Home | About | Sematext search-lucene.com search-hadoop.com
 Search Hadoop and all its subprojects:

Switch to Threaded View
Pig, mail # user - dereference bag of tuples of fields


Copy link to this message
-
Re: dereference bag of tuples of fields
Thejas M Nair 2010-07-30, 22:38
Can you given an example of your data, and what output you want from the pig query ?

That will help me understand what you want the query to do . From the schema and query, that is not very clear to me.

-Thejas

On 7/30/10 3:10 PM, "Rodriguez, John" <[EMAIL PROTECTED]> wrote:

I have built a bag tuples where the tuples contain fields.

I am reading SequenceFiles and have reading MyLoader to do this.

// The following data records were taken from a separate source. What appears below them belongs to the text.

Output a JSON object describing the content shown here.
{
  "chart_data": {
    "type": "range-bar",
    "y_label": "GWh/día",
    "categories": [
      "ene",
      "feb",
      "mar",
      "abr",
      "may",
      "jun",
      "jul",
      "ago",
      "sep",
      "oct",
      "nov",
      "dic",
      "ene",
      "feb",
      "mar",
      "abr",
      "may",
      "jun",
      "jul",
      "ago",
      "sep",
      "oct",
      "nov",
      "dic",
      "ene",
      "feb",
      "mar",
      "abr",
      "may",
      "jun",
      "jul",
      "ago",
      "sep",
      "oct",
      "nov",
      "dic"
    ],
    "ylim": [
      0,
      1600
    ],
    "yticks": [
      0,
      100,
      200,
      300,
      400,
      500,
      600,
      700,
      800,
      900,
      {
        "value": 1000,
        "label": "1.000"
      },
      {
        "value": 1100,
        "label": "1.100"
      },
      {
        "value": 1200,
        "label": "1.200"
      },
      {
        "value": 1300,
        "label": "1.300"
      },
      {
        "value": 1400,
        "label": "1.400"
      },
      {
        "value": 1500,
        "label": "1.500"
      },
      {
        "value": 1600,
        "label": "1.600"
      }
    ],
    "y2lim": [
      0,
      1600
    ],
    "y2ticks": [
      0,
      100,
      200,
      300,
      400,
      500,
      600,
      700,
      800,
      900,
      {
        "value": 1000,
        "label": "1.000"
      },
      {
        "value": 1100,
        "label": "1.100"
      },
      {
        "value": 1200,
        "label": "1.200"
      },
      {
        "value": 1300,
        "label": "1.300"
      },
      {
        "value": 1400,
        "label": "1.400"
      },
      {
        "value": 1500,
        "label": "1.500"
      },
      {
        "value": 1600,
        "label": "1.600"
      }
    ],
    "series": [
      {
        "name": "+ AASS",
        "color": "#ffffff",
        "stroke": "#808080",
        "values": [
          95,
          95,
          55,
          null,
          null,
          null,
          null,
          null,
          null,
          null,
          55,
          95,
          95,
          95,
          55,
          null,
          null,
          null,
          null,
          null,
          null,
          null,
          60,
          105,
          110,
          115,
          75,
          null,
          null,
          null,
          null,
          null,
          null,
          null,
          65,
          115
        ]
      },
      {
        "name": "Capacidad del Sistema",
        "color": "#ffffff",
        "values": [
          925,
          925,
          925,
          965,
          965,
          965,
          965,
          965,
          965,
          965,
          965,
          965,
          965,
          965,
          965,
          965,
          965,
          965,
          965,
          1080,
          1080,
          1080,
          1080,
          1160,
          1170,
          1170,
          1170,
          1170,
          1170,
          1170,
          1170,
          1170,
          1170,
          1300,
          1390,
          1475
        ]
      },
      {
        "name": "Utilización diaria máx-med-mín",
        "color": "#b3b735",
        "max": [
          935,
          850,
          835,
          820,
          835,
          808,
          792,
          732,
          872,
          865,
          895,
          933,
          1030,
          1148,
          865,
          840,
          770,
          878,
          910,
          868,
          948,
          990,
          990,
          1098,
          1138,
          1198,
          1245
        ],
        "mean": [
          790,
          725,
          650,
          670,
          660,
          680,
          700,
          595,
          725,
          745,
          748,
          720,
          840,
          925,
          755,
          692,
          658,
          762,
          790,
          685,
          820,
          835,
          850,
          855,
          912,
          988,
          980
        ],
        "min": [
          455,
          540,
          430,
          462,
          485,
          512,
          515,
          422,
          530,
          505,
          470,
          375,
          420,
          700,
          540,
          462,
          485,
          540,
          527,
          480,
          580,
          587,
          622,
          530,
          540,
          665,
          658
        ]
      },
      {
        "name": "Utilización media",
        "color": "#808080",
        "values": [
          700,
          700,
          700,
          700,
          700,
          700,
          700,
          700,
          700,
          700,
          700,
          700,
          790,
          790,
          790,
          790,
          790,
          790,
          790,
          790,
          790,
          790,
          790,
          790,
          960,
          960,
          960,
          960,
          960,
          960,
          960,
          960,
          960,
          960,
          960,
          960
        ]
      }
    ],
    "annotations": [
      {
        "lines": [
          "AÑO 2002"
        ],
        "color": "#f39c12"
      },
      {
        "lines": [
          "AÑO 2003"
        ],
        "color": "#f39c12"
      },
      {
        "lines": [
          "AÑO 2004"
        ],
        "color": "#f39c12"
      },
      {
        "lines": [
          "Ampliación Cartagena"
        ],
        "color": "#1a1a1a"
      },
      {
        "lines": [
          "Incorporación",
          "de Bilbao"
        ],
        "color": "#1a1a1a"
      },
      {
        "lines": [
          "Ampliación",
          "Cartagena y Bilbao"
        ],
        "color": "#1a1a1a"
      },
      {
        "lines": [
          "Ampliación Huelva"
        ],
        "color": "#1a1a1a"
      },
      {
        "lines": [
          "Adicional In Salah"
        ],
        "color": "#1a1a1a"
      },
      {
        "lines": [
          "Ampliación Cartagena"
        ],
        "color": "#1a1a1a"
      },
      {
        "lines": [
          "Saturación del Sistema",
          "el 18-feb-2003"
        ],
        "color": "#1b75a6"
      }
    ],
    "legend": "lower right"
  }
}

I
created a subset of all the fields, "isValid" to make the example
simpler.

I am not sure how to apply a dereference operator to this?

A = LOAD '/data/NetFlowDigests/rk/DigestMessage/part-r-00000' using
MyLoader() AS (data: bag{t: tuple(isValid:int)});

DESCRIBE A;

A: {data: {t: (isValid: int)}}

So all the ways that I have tried to dereference have syntax errors.

B = GROUP A BY (data.t);

2010-07-30 21:51:29,881 [main] ERROR org.apache.pig.tools.grunt.Grunt -
ERROR 1028: Access to the tuple (t) of the bag is disallowed. Only
access to the elements of the tuple in the bag is allowed.

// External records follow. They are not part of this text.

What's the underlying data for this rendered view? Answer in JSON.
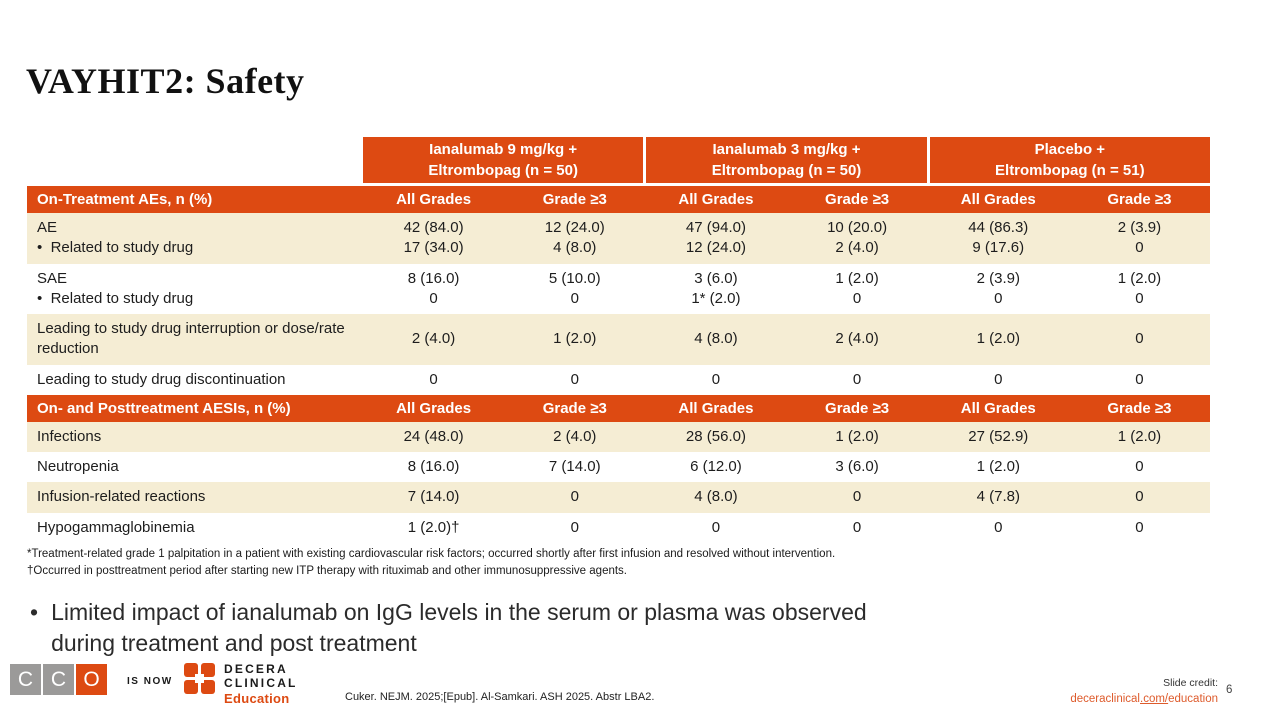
{
  "slide": {
    "title": "VAYHIT2: Safety",
    "bullet_marker": "•",
    "bullet": "Limited impact of ianalumab on IgG levels in the serum or plasma was observed\nduring treatment and post treatment",
    "page_number": "6"
  },
  "table": {
    "group_headers": [
      "Ianalumab 9 mg/kg +\nEltrombopag (n = 50)",
      "Ianalumab 3 mg/kg +\nEltrombopag (n = 50)",
      "Placebo +\nEltrombopag (n = 51)"
    ],
    "sections": [
      {
        "header": "On-Treatment AEs, n (%)",
        "subheaders": [
          "All Grades",
          "Grade ≥3",
          "All Grades",
          "Grade ≥3",
          "All Grades",
          "Grade ≥3"
        ],
        "rows": [
          {
            "label": "AE\n•  Related to study drug",
            "cells": [
              "42 (84.0)\n17 (34.0)",
              "12 (24.0)\n4 (8.0)",
              "47 (94.0)\n12 (24.0)",
              "10 (20.0)\n2 (4.0)",
              "44 (86.3)\n9 (17.6)",
              "2 (3.9)\n0"
            ]
          },
          {
            "label": "SAE\n•  Related to study drug",
            "cells": [
              "8 (16.0)\n0",
              "5 (10.0)\n0",
              "3 (6.0)\n1* (2.0)",
              "1 (2.0)\n0",
              "2 (3.9)\n0",
              "1 (2.0)\n0"
            ]
          },
          {
            "label": "Leading to study drug interruption or dose/rate reduction",
            "cells": [
              "2 (4.0)",
              "1 (2.0)",
              "4 (8.0)",
              "2 (4.0)",
              "1 (2.0)",
              "0"
            ]
          },
          {
            "label": "Leading to study drug discontinuation",
            "cells": [
              "0",
              "0",
              "0",
              "0",
              "0",
              "0"
            ]
          }
        ]
      },
      {
        "header": "On- and Posttreatment AESIs, n (%)",
        "subheaders": [
          "All Grades",
          "Grade ≥3",
          "All Grades",
          "Grade ≥3",
          "All Grades",
          "Grade ≥3"
        ],
        "rows": [
          {
            "label": "Infections",
            "cells": [
              "24 (48.0)",
              "2 (4.0)",
              "28 (56.0)",
              "1 (2.0)",
              "27 (52.9)",
              "1 (2.0)"
            ]
          },
          {
            "label": "Neutropenia",
            "cells": [
              "8 (16.0)",
              "7 (14.0)",
              "6 (12.0)",
              "3 (6.0)",
              "1 (2.0)",
              "0"
            ]
          },
          {
            "label": "Infusion-related reactions",
            "cells": [
              "7 (14.0)",
              "0",
              "4 (8.0)",
              "0",
              "4 (7.8)",
              "0"
            ]
          },
          {
            "label": "Hypogammaglobinemia",
            "cells": [
              "1 (2.0)†",
              "0",
              "0",
              "0",
              "0",
              "0"
            ]
          }
        ]
      }
    ]
  },
  "footnotes": [
    "*Treatment-related grade 1 palpitation in a patient with existing cardiovascular risk factors; occurred shortly after first infusion and resolved without intervention.",
    "†Occurred in posttreatment period after starting new ITP therapy with rituximab and other immunosuppressive agents."
  ],
  "footer": {
    "cco_letters": [
      "C",
      "C",
      "O"
    ],
    "is_now": "IS NOW",
    "decera_name_line1": "DECERA",
    "decera_name_line2": "CLINICAL",
    "decera_sub": "Education",
    "citation": "Cuker. NEJM. 2025;[Epub]. Al-Samkari. ASH 2025. Abstr LBA2.",
    "slide_credit_label": "Slide credit:",
    "link_parts": [
      "deceraclinical",
      ".com/",
      "education"
    ]
  },
  "colors": {
    "accent_orange": "#DD4A12",
    "row_beige": "#F5EDD4",
    "link_orange": "#DE5B2C"
  }
}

B = GROUP A BY (data.t.isValid);

2010-07-30 21:54:11,157 [main] ERROR org.apache.pig.tools.grunt.Grunt -
ERROR 1028: Access to the tuple (t) of the bag is disallowed. Only
access to the elements of the tuple in the bag is allowed.

B = GROUP A BY (t.isValid);

2010-07-30 21:55:31,475 [main] ERROR org.apache.pig.tools.grunt.Grunt -
ERROR 1000: Error during parsing. Invalid alias: t in {data: {t:
(isValid: int)}}

What is the proper way to do this?

John Rodriguez